因皇帝定下的是先镇压,平叛所需的军需从当地调用,但在实战中,南诏土司似乎从上回儿反叛中学到了经验,一个劲儿往林子里钻。

林中地形古怪,巨树遮天蔽日,鸟铳也没有用处,西南军死伤倍于叛军。

阴湿多瘴气,军中开始有了疫病的苗头,最后只能靠其他的土司密报,才找到了叛军的踪迹,费劲心机将其荡平。

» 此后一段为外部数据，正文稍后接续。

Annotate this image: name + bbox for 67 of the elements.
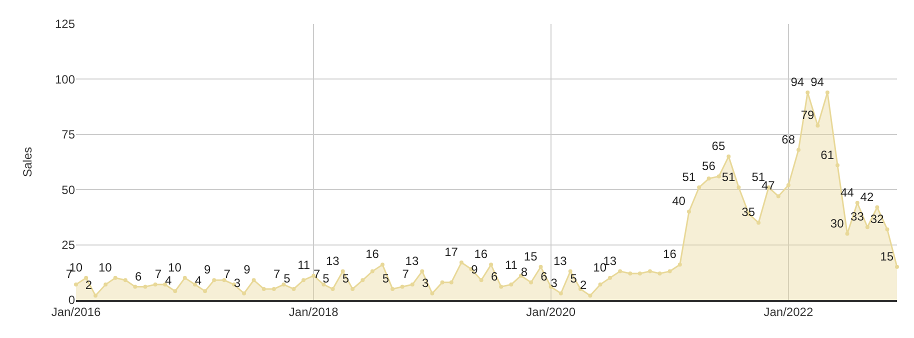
data-label: 13: [405, 254, 419, 268]
x-tick-label: Jan/2016: [51, 305, 102, 320]
data-label: 10: [593, 260, 607, 274]
data-label: 8: [520, 264, 528, 279]
data-label: 68: [782, 132, 796, 146]
data-label: 11: [298, 258, 310, 272]
data-label: 13: [554, 254, 568, 268]
y-axis-title: Sales: [20, 146, 34, 178]
y-tick-label: 0: [68, 293, 76, 308]
data-label: 7: [224, 267, 231, 282]
data-label: 9: [244, 262, 251, 277]
data-label: 2: [85, 278, 92, 292]
data-label: 16: [663, 247, 677, 262]
data-label: 40: [672, 194, 686, 208]
data-label: 5: [284, 271, 291, 286]
y-tick-label: 100: [54, 72, 76, 86]
data-label: 61: [820, 148, 834, 162]
data-label: 5: [322, 271, 330, 286]
data-label: 44: [840, 185, 854, 200]
data-label: 33: [850, 210, 864, 224]
data-label: 42: [860, 190, 874, 204]
data-label: 35: [742, 205, 756, 220]
data-label: 7: [402, 267, 410, 282]
data-label: 9: [204, 262, 211, 277]
data-label: 30: [830, 216, 844, 230]
data-label: 7: [313, 267, 320, 282]
data-label: 13: [326, 254, 340, 268]
data-label: 3: [234, 276, 241, 290]
data-label: 4: [164, 274, 172, 288]
data-label: 3: [550, 276, 558, 290]
data-label: 7: [154, 267, 162, 282]
data-label: 5: [342, 271, 350, 286]
data-label: 94: [790, 74, 804, 89]
data-label: 6: [135, 269, 142, 284]
data-label: 2: [580, 278, 587, 292]
data-label: 15: [524, 249, 538, 264]
data-label: 56: [702, 158, 716, 173]
x-tick-label: Jan/2018: [288, 305, 339, 320]
data-label: 5: [382, 271, 390, 286]
y-tick-label: 25: [62, 238, 76, 252]
data-label: 3: [422, 276, 430, 290]
data-label: 10: [168, 260, 182, 274]
data-label: 65: [712, 138, 726, 153]
data-label: 51: [752, 170, 766, 184]
data-label: 94: [810, 74, 824, 89]
data-label: 5: [570, 271, 578, 286]
data-label: 17: [444, 244, 458, 259]
data-label: 4: [194, 274, 202, 288]
data-label: 15: [880, 249, 894, 264]
data-label: 51: [682, 170, 696, 184]
y-tick-label: 50: [62, 182, 76, 197]
x-tick-label: Jan/2020: [526, 305, 576, 320]
y-tick-label: 75: [62, 128, 76, 142]
data-label: 16: [474, 247, 488, 262]
data-label: 6: [540, 269, 548, 284]
data-label: 9: [471, 262, 478, 277]
data-label: 11: [504, 258, 518, 272]
data-label: 6: [490, 269, 498, 284]
data-label: 32: [870, 212, 884, 226]
data-label: 7: [66, 267, 73, 282]
data-label: 10: [98, 260, 112, 274]
data-label: 51: [722, 170, 736, 184]
data-label: 79: [800, 108, 815, 122]
data-label: 16: [366, 247, 380, 262]
x-tick-label: Jan/2022: [764, 305, 814, 320]
data-label: 7: [274, 267, 281, 282]
y-tick-label: 125: [54, 17, 76, 32]
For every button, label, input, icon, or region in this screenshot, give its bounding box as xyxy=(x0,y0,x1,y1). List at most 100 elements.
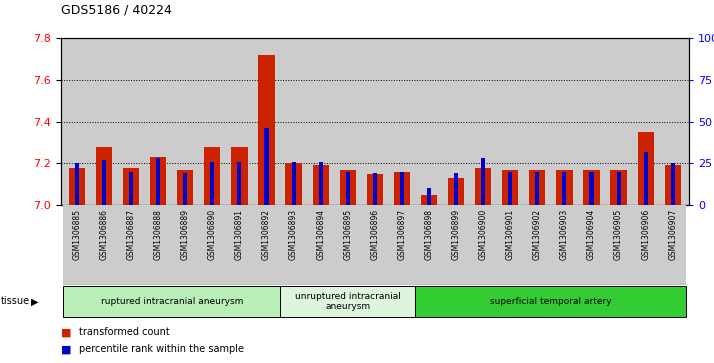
Text: ruptured intracranial aneurysm: ruptured intracranial aneurysm xyxy=(101,297,243,306)
Bar xyxy=(617,172,620,205)
Bar xyxy=(470,205,497,285)
Bar xyxy=(253,205,280,285)
Bar xyxy=(563,172,566,205)
Bar xyxy=(421,195,437,205)
Bar xyxy=(427,188,431,205)
Bar xyxy=(416,286,686,317)
Bar xyxy=(529,170,545,205)
Text: GSM1306897: GSM1306897 xyxy=(398,209,406,260)
Bar xyxy=(280,286,416,317)
Bar xyxy=(590,172,593,205)
Bar xyxy=(638,132,654,205)
Bar xyxy=(286,163,302,205)
Bar xyxy=(659,205,686,285)
Bar xyxy=(443,205,470,285)
Bar xyxy=(583,170,600,205)
Bar xyxy=(448,178,464,205)
Text: superficial temporal artery: superficial temporal artery xyxy=(490,297,612,306)
Bar xyxy=(258,55,275,205)
Bar xyxy=(75,163,79,205)
Text: GSM1306889: GSM1306889 xyxy=(181,209,190,260)
Bar xyxy=(318,162,323,205)
Bar xyxy=(307,205,334,285)
Bar xyxy=(367,174,383,205)
Bar xyxy=(291,162,296,205)
Bar xyxy=(670,163,675,205)
Bar xyxy=(632,205,659,285)
Text: ▶: ▶ xyxy=(31,296,39,306)
Bar xyxy=(340,170,356,205)
Bar xyxy=(475,168,491,205)
Text: GSM1306887: GSM1306887 xyxy=(126,209,136,260)
Text: GSM1306886: GSM1306886 xyxy=(99,209,109,260)
Bar xyxy=(150,157,166,205)
Text: tissue: tissue xyxy=(1,296,30,306)
Bar xyxy=(156,158,160,205)
Bar xyxy=(211,162,214,205)
Text: GSM1306890: GSM1306890 xyxy=(208,209,217,260)
Bar xyxy=(454,174,458,205)
Bar xyxy=(91,205,118,285)
Bar xyxy=(96,147,112,205)
Text: GSM1306895: GSM1306895 xyxy=(343,209,352,260)
Text: GSM1306898: GSM1306898 xyxy=(425,209,433,260)
Text: GSM1306906: GSM1306906 xyxy=(641,209,650,260)
Text: GSM1306899: GSM1306899 xyxy=(451,209,461,260)
Text: GSM1306893: GSM1306893 xyxy=(289,209,298,260)
Bar xyxy=(578,205,605,285)
Bar xyxy=(172,205,198,285)
Bar xyxy=(183,174,187,205)
Bar xyxy=(497,205,524,285)
Bar xyxy=(556,170,573,205)
Bar xyxy=(69,168,85,205)
Bar xyxy=(64,286,280,317)
Bar xyxy=(346,172,350,205)
Bar xyxy=(605,205,632,285)
Bar xyxy=(118,205,145,285)
Bar xyxy=(231,147,248,205)
Text: GSM1306903: GSM1306903 xyxy=(560,209,569,260)
Bar xyxy=(198,205,226,285)
Bar xyxy=(524,205,551,285)
Bar xyxy=(481,158,486,205)
Bar xyxy=(400,172,404,205)
Bar xyxy=(64,205,91,285)
Text: transformed count: transformed count xyxy=(79,327,170,337)
Bar xyxy=(226,205,253,285)
Text: GSM1306894: GSM1306894 xyxy=(316,209,325,260)
Bar xyxy=(177,170,193,205)
Text: ■: ■ xyxy=(61,344,71,354)
Bar xyxy=(280,205,307,285)
Bar xyxy=(508,172,512,205)
Text: GSM1306885: GSM1306885 xyxy=(72,209,81,260)
Text: GSM1306901: GSM1306901 xyxy=(506,209,515,260)
Bar xyxy=(373,174,377,205)
Bar xyxy=(394,172,410,205)
Bar xyxy=(361,205,388,285)
Bar xyxy=(502,170,518,205)
Text: GSM1306900: GSM1306900 xyxy=(478,209,488,260)
Text: GSM1306891: GSM1306891 xyxy=(235,209,244,260)
Text: ■: ■ xyxy=(61,327,71,337)
Bar xyxy=(551,205,578,285)
Text: GSM1306888: GSM1306888 xyxy=(154,209,163,260)
Text: GSM1306905: GSM1306905 xyxy=(614,209,623,260)
Bar xyxy=(643,152,648,205)
Bar xyxy=(536,172,539,205)
Bar xyxy=(416,205,443,285)
Text: GSM1306896: GSM1306896 xyxy=(371,209,379,260)
Text: GDS5186 / 40224: GDS5186 / 40224 xyxy=(61,3,171,16)
Text: GSM1306892: GSM1306892 xyxy=(262,209,271,260)
Text: GSM1306902: GSM1306902 xyxy=(533,209,542,260)
Bar xyxy=(264,128,268,205)
Bar xyxy=(204,147,221,205)
Bar xyxy=(129,172,133,205)
Bar xyxy=(610,170,627,205)
Bar xyxy=(102,160,106,205)
Bar xyxy=(388,205,416,285)
Bar xyxy=(123,168,139,205)
Bar xyxy=(237,162,241,205)
Text: GSM1306907: GSM1306907 xyxy=(668,209,678,260)
Text: GSM1306904: GSM1306904 xyxy=(587,209,596,260)
Bar xyxy=(665,166,681,205)
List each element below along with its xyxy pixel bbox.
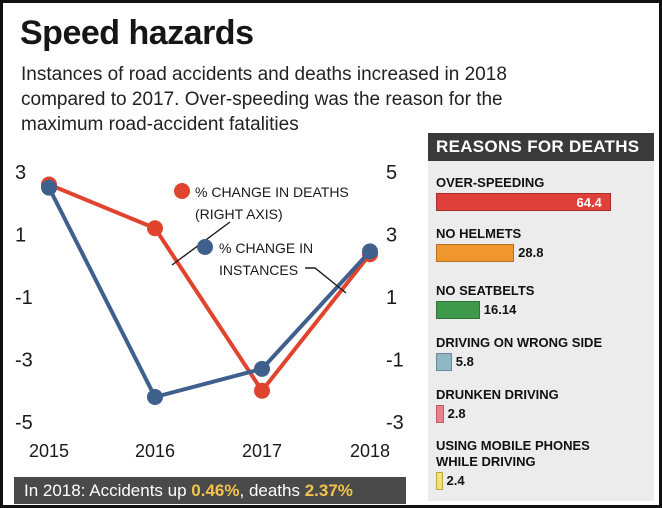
- reason-bar: [436, 353, 452, 371]
- reason-row: DRIVING ON WRONG SIDE 5.8: [436, 335, 602, 371]
- footer-prefix: In 2018: Accidents up: [24, 481, 192, 500]
- reason-row: USING MOBILE PHONES WHILE DRIVING 2.4: [436, 438, 590, 490]
- legend-deaths-marker: [174, 183, 190, 199]
- right-axis-tick: 3: [386, 225, 397, 247]
- footer-summary: In 2018: Accidents up 0.46%, deaths 2.37…: [14, 477, 406, 504]
- reasons-title: REASONS FOR DEATHS: [428, 133, 654, 161]
- reason-value: 16.14: [483, 301, 517, 317]
- reason-bar: [436, 405, 444, 423]
- reason-label: DRUNKEN DRIVING: [436, 387, 559, 402]
- deaths-point: [147, 220, 163, 237]
- right-axis: 5 3 1 -1 -3: [386, 162, 404, 434]
- reason-label: USING MOBILE PHONES WHILE DRIVING: [436, 438, 590, 469]
- right-axis-tick: -3: [386, 412, 404, 434]
- instances-point: [362, 243, 378, 260]
- legend-instances-marker: [197, 239, 213, 255]
- instances-line: [47, 186, 372, 399]
- left-axis-tick: 3: [15, 162, 26, 184]
- x-axis-tick: 2015: [29, 441, 69, 461]
- x-axis-tick: 2018: [350, 441, 390, 461]
- reason-value: 28.8: [518, 244, 544, 260]
- reason-label: NO SEATBELTS: [436, 283, 535, 298]
- x-axis-tick: 2017: [242, 441, 282, 461]
- reason-row: NO HELMETS 28.8: [436, 226, 543, 262]
- reason-bar-wrap: 2.4: [436, 470, 590, 490]
- series-layer: [41, 176, 378, 405]
- reason-label: DRIVING ON WRONG SIDE: [436, 335, 603, 350]
- footer-middle: , deaths: [239, 481, 305, 500]
- reason-bar-wrap: 64.4: [436, 191, 611, 211]
- left-axis-tick: 1: [15, 225, 26, 247]
- reason-value: 2.8: [447, 405, 466, 421]
- reason-bar: [436, 301, 480, 319]
- left-axis: 3 1 -1 -3 -5: [15, 162, 33, 434]
- legend-deaths-label: % CHANGE IN DEATHS: [195, 184, 349, 200]
- right-axis-tick: -1: [386, 350, 404, 372]
- chart-legend: % CHANGE IN DEATHS (RIGHT AXIS) % CHANGE I…: [171, 183, 349, 294]
- instances-point: [147, 389, 163, 405]
- reason-row: NO SEATBELTS 16.14: [436, 283, 534, 319]
- instances-point: [254, 360, 270, 377]
- x-axis-tick: 2016: [135, 441, 175, 461]
- deaths-point: [254, 382, 270, 399]
- reason-value: 5.8: [455, 353, 474, 369]
- accidents-change: 0.46%: [191, 481, 240, 500]
- reason-bar: [436, 244, 515, 262]
- reason-bar-wrap: 16.14: [436, 299, 534, 319]
- left-axis-tick: -1: [15, 287, 33, 309]
- reason-value: 2.4: [446, 472, 465, 488]
- x-axis: 2015 2016 2017 2018: [29, 441, 390, 461]
- right-axis-tick: 1: [386, 287, 397, 309]
- page-title: Speed hazards: [20, 14, 254, 52]
- left-axis-tick: -5: [15, 412, 33, 434]
- reason-bar: 64.4: [436, 193, 611, 211]
- reason-row: OVER-SPEEDING 64.4: [436, 175, 611, 211]
- legend-instances-label: % CHANGE IN: [219, 240, 313, 256]
- left-axis-tick: -3: [15, 350, 33, 372]
- reason-value: 64.4: [576, 195, 602, 210]
- reason-bar-wrap: 5.8: [436, 351, 602, 371]
- reason-bar-wrap: 28.8: [436, 242, 543, 262]
- right-axis-tick: 5: [386, 162, 397, 184]
- page-subtitle: Instances of road accidents and deaths i…: [21, 64, 507, 135]
- deaths-change: 2.37%: [304, 481, 353, 500]
- reason-row: DRUNKEN DRIVING 2.8: [436, 387, 559, 423]
- instances-point: [41, 179, 57, 196]
- reasons-panel: REASONS FOR DEATHS OVER-SPEEDING 64.4 NO H…: [428, 133, 654, 501]
- reason-bar: [436, 472, 443, 490]
- reason-bar-wrap: 2.8: [436, 403, 559, 423]
- deaths-line: [48, 182, 372, 393]
- reason-label: NO HELMETS: [436, 226, 522, 241]
- reason-label: OVER-SPEEDING: [436, 175, 545, 190]
- legend-deaths-label: (RIGHT AXIS): [195, 206, 283, 222]
- legend-instances-label: INSTANCES: [219, 262, 298, 278]
- line-chart: 3 1 -1 -3 -5 5 3 1 -1 -3 2015 2016 2017 2018 % CHAN…: [15, 162, 404, 461]
- legend-instances-leader: [305, 267, 347, 294]
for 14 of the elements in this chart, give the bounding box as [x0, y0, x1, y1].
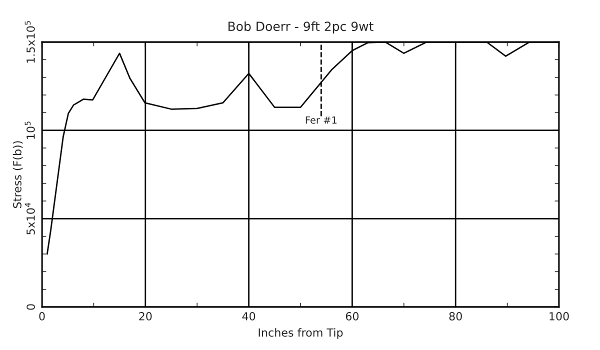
y-tick-label: 5x10$^{4}$	[24, 202, 35, 234]
ref-line-label: Fer #1	[306, 116, 337, 124]
x-tick-label: 20	[139, 312, 152, 320]
x-axis-title: Inches from Tip	[258, 328, 343, 339]
y-tick-label: 0	[26, 304, 35, 310]
x-tick-label: 40	[242, 312, 256, 320]
y-tick-label: 1.5x10$^{5}$	[24, 21, 35, 63]
x-tick-label: 80	[449, 312, 462, 320]
y-tick-label: 10$^{5}$	[24, 122, 35, 139]
x-tick-label: 0	[39, 312, 45, 320]
chart-title: Bob Doerr - 9ft 2pc 9wt	[228, 21, 374, 34]
x-tick-label: 60	[346, 312, 359, 320]
y-axis-title: Stress (F(b))	[12, 141, 23, 208]
x-tick-label: 100	[550, 312, 569, 320]
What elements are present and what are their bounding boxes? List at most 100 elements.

皇帝后知后觉地庆幸起来,倘若一开始直接大军压境,现在局面就难以收拾了。也是到此时朝廷才认识到,想要纯粹地靠武力改土归流,是万万不行的。

但是不改土归流,更是万万不行。

土司制度下,世袭的土司首领控制土地和生民,却又不需要向朝廷缴税。

在段之缙意料之外,这次变乱不是因为当地的官员处事不公,仅仅是因为征税,两方矛盾激化使得土司反叛。

南诏,这么大一个省,每年的税额少的可怜。

但是此时,事情已经告一段落,该杀的也都杀了,该罚的也都罚了,西南暂且安静了下来,西南军队也要好生修养,总结此次的战果和经验。

段之缙从之前昼夜部分的状态下脱离出来,趁着休沐带着蘋儿和孩子去郊外。